Google is a funny old thing - probably one of the greatest assets ever when researching something but it can lead you astray. I discovered this recently when somebody offered me a rather nice looking Honda CBR400RR - a machine that I have always adored and never thought I would have. I was intrigued because I remembered many stories from way back of how these things were complete animals when it came to performance and they produced about 60 BHP or 150BHP per litre, which was pretty impressive back then. When I googled it though I kept seeing the figure of 111 MPH as a top speed, which seemed low given that a well tuned Aprilia RS125 will get fairly close to that.
A further search gave me the answer - most of these bikes were grey imports from Japan and a that time Japanese law stated that bikes had to have a restricted top speed - unrestricted bikes were capable of more. Quite a lot more. It depends who you believe as to exactly how much more but I have seen a GPS verified run of 134 MPH so I'm going with that.
The bike revs to something like 14,500, sounds absolutely incredible and handles well enough to keep up with many 1000 cc bikes in the real world of twisties and pot holes.
Before this one came along the only Honda 400 I had ever ridden was an old 400/4 that one of the lads I was in the same apprentice intake with had. I had a Kawasaki KH250 2 stroke triple at the time that felt way quicker so I was left feeling very underwhelmed by the experience. This little CBR is from a different planet, definitely one of the all time greats in my book.

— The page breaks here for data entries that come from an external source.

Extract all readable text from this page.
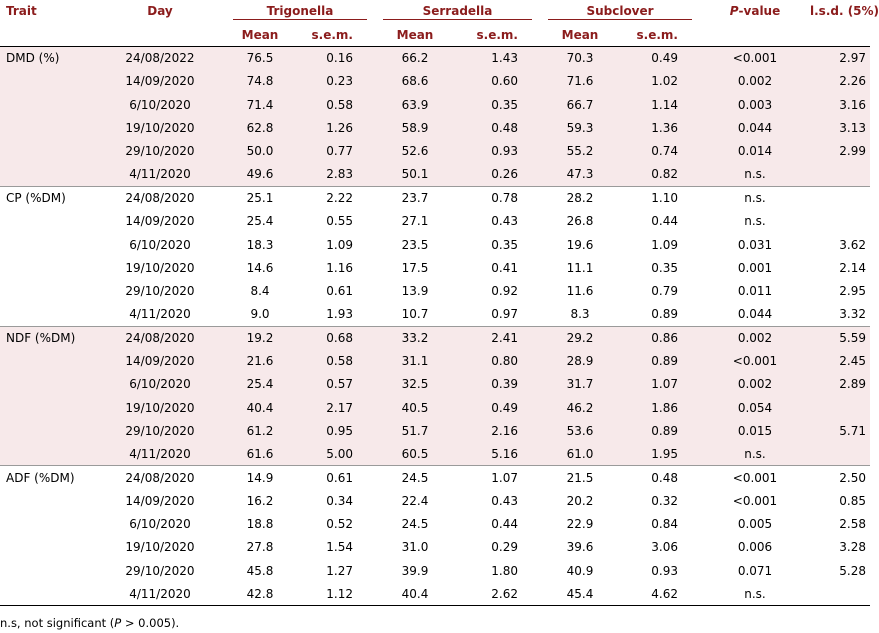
Trait	Day	Trigonella		Serradella		Subclover		P-value	l.s.d. (5%)
		Mean	s.e.m.	Mean	s.e.m.	Mean	s.e.m.		
DMD (%)	24/08/2022	76.5	0.16	66.2	1.43	70.3	0.49	<0.001	2.97
	14/09/2020	74.8	0.23	68.6	0.60	71.6	1.02	0.002	2.26
	6/10/2020	71.4	0.58	63.9	0.35	66.7	1.14	0.003	3.16
	19/10/2020	62.8	1.26	58.9	0.48	59.3	1.36	0.044	3.13
	29/10/2020	50.0	0.77	52.6	0.93	55.2	0.74	0.014	2.99
	4/11/2020	49.6	2.83	50.1	0.26	47.3	0.82	n.s.	
CP (%DM)	24/08/2020	25.1	2.22	23.7	0.78	28.2	1.10	n.s.	
	14/09/2020	25.4	0.55	27.1	0.43	26.8	0.44	n.s.	
	6/10/2020	18.3	1.09	23.5	0.35	19.6	1.09	0.031	3.62
	19/10/2020	14.6	1.16	17.5	0.41	11.1	0.35	0.001	2.14
	29/10/2020	8.4	0.61	13.9	0.92	11.6	0.79	0.011	2.95
	4/11/2020	9.0	1.93	10.7	0.97	8.3	0.89	0.044	3.32
NDF (%DM)	24/08/2020	19.2	0.68	33.2	2.41	29.2	0.86	0.002	5.59
	14/09/2020	21.6	0.58	31.1	0.80	28.9	0.89	<0.001	2.45
	6/10/2020	25.4	0.57	32.5	0.39	31.7	1.07	0.002	2.89
	19/10/2020	40.4	2.17	40.5	0.49	46.2	1.86	0.054	
	29/10/2020	61.2	0.95	51.7	2.16	53.6	0.89	0.015	5.71
	4/11/2020	61.6	5.00	60.5	5.16	61.0	1.95	n.s.	
ADF (%DM)	24/08/2020	14.9	0.61	24.5	1.07	21.5	0.48	<0.001	2.50
	14/09/2020	16.2	0.34	22.4	0.43	20.2	0.32	<0.001	0.85
	6/10/2020	18.8	0.52	24.5	0.44	22.9	0.84	0.005	2.58
	19/10/2020	27.8	1.54	31.0	0.29	39.6	3.06	0.006	3.28
	29/10/2020	45.8	1.27	39.9	1.80	40.9	0.93	0.071	5.28
	4/11/2020	42.8	1.12	40.4	2.62	45.4	4.62	n.s.	
n.s, not significant (P > 0.005).
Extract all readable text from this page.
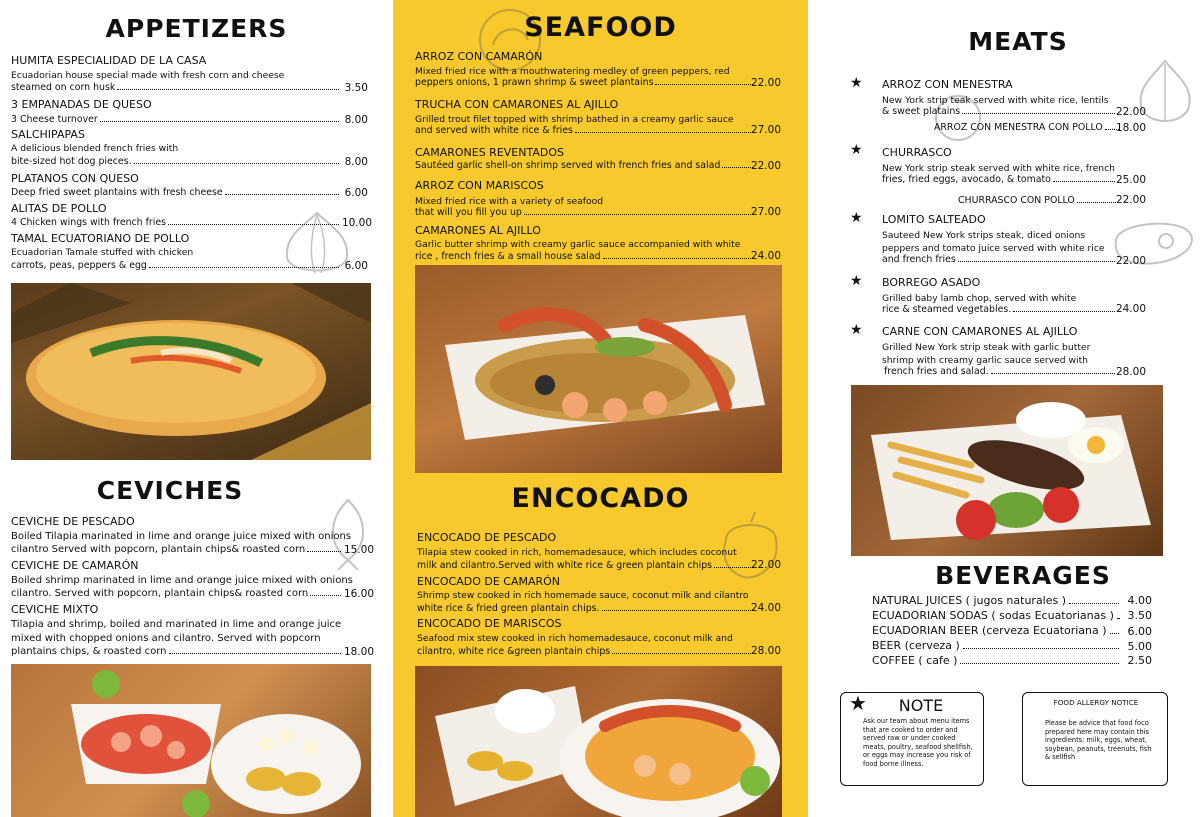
APPETIZERS
HUMITA ESPECIALIDAD DE LA CASA
Ecuadorian house special made with fresh corn and cheese
steamed on corn husk	3.50
3 EMPANADAS DE QUESO
3 Cheese turnover	8.00
SALCHIPAPAS
A delicious blended french fries with
bite-sized hot dog pieces.	8.00
PLATANOS CON QUESO
Deep fried sweet plantains with fresh cheese	6.00
ALITAS DE POLLO
4 Chicken wings with french fries	10.00
TAMAL ECUATORIANO DE POLLO
Ecuadorian Tamale stuffed with chicken
carrots, peas, peppers & egg	6.00
CEVICHES
CEVICHE DE PESCADO
Boiled Tilapia marinated in lime and orange juice mixed with onions
cilantro Served with popcorn, plantain chips& roasted corn	15.00
CEVICHE DE CAMARÓN
Boiled shrimp marinated in lime and orange juice mixed with onions
cilantro. Served with popcorn, plantain chips& roasted corn	16.00
CEVICHE MIXTO
Tilapia and shrimp, boiled and marinated in lime and orange juice
mixed with chopped onions and cilantro. Served with popcorn
plantains chips, & roasted corn	18.00
SEAFOOD
ARROZ CON CAMARÓN
Mixed fried rice with a mouthwatering medley of green peppers, red
peppers onions, 1 prawn shrimp & sweet plantains	22.00
TRUCHA CON CAMARONES AL AJILLO
Grilled trout filet topped with shrimp bathed in a creamy garlic sauce
and served with white rice & fries	27.00
CAMARONES REVENTADOS
Sautéed garlic shell-on shrimp served with french fries and salad	22.00
ARROZ CON MARISCOS
Mixed fried rice with a variety of seafood
that will you fill you up	27.00
CAMARONES AL AJILLO
Garlic butter shrimp with creamy garlic sauce accompanied with white
rice , french fries & a small house salad	24.00
ENCOCADO
ENCOCADO DE PESCADO
Tilapia stew cooked in rich, homemadesauce, which includes coconut
milk and cilantro.Served with white rice & green plantain chips	22.00
ENCOCADO DE CAMARÓN
Shrimp stew cooked in rich homemade sauce, coconut milk and cilantro
white rice & fried green plantain chips.	24.00
ENCOCADO DE MARISCOS
Seafood mix stew cooked in rich homemadesauce, coconut milk and
cilantro, white rice &green plantain chips	28.00
MEATS
★ ARROZ CON MENESTRA
New York strip teak served with white rice, lentils
& sweet platains	22.00
ARROZ CON MENESTRA CON POLLO	18.00
★ CHURRASCO
New York strip steak served with white rice, french
fries, fried eggs, avocado, & tomato	25.00
CHURRASCO CON POLLO	22.00
★ LOMITO SALTEADO
Sauteed New York strips steak, diced onions
peppers and tomato juice served with white rice
and french fries	22.00
★ BORREGO ASADO
Grilled baby lamb chop, served with white
rice & steamed vegetables.	24.00
★ CARNE CON CAMARONES AL AJILLO
Grilled New York strip steak with garlic butter
shrimp with creamy garlic sauce served with
french fries and salad.	28.00
BEVERAGES
NATURAL JUICES ( jugos naturales )	4.00
ECUADORIAN SODAS ( sodas Ecuatorianas )	3.50
ECUADORIAN BEER (cerveza Ecuatoriana )	6.00
BEER (cerveza )	5.00
COFFEE ( cafe )	2.50
★	NOTE
Ask our team about menu items that are cooked to order and served raw or under cooked meats, poultry, seafood shellfish, or eggs may increase you risk of food borne illness.
FOOD ALLERGY NOTICE
Please be advice that food foco prepared here may contain this ingredients: milk, eggs, wheat, soybean, peanuts, treenuts, fish & sellfish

The example that has ended up in my grubby little hands is almost as grubby as my little hands in some areas but it's all there and all original except for the period correct Micron end can. Being a grey import the odometer is in kilometers, in English money it's done about 25k miles. There is some damage to some of the plastics but nothing major, it needs a really good clean up, I may get the alloy wheels refurbed as they let it down a bit as they are. The engine sounds sweet enough but the petrol is old and really stinks, I think it will run even better with some fresh stuff in there. the tyres have plenty of tread on them but are probably a bit old, I have not looked for the date code yet. The fork seals need changing, hardly surprising, really. The brakes have been recently sorted with new pads back and front, the discs are good, the calipers are not sticking - quite a bonus, I usually end up rebuilding calipers on just about every bike that comes in. It will get an oil and filter change, even though he oil looks pretty much new, I just don't know how long it's been in there and it's not worth risking the engine for 20 quids worth of oil.
Some bikes are routine bread and butter that help me pay the bills, this one is a bit special to me and will most likely hang around for a good while. It can keep my lovely GPX750R commany for a while, I can't see either bike going down in value.